The Rays were bolstered largely by their defense, which ranked third in outs above average, but more broadly by an efficient use of their roster that routinely placed matchups in their favor. It's a concept that manifests itself from the front office and trickles down to Cash, who, despite being roundly criticized for pulling Snell in Game 6 of the 2020 World Series, has developed into one of the game's sound tacticians.

Cash, 43, was a major league catcher from 2002 to 2010, then served as an advanced scout for the Blue Jays in 2012, and as Cleveland's bullpen coach from 2013 to 2014.
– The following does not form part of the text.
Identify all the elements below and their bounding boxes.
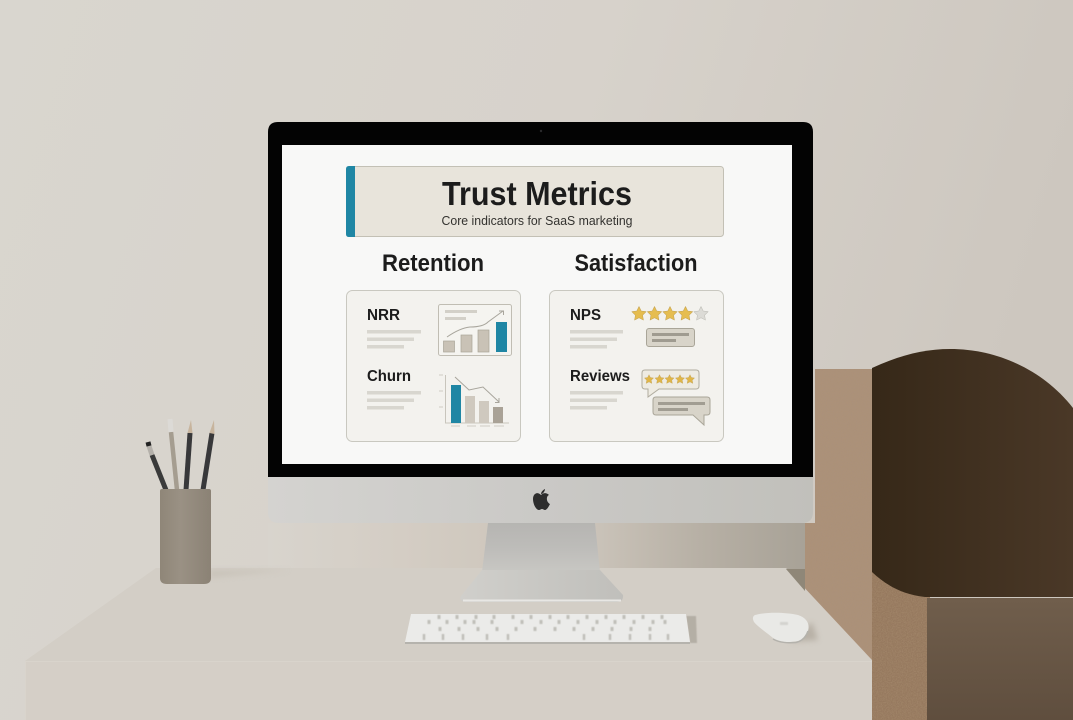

The Rays hired Cash to succeed Joe Maddon in December 2014, at that point making him the youngest manager in the sport. The Rays finished below .500 in their first three seasons under Cash, but they won 90 games in 2018, claimed a wild-card spot in 2019, fell two games shy of a championship in 2020 and set a franchise record for regular-season victories in 2021, ultimately losing to the Red Sox in the AL Championship Series.

Cash identified Glasnow's torn ulnar collateral ligament, which robbed him of the last three and a half months of what could have been a Cy Young season, as one of the biggest obstacles of this season. But he also noted the loss of dominant back-end reliever Nick Anderson for most of the year and the early season trade of shortstop Willy Adames, a popular clubhouse personality. The latter development, however, prompted the arrival of star prospect Wander Franco, who formed a dynamic tandem with Randy Arozarena, the 2021 AL Rookie of the Year.

"Sometimes the experience is invaluable," Cash said, "but there are times throughout the course of a season, and certainly ours, that maybe we didn't have the experience or the reps on our team, but we had the youth, we had the athleticism and ultimately the talent to perform really, really well."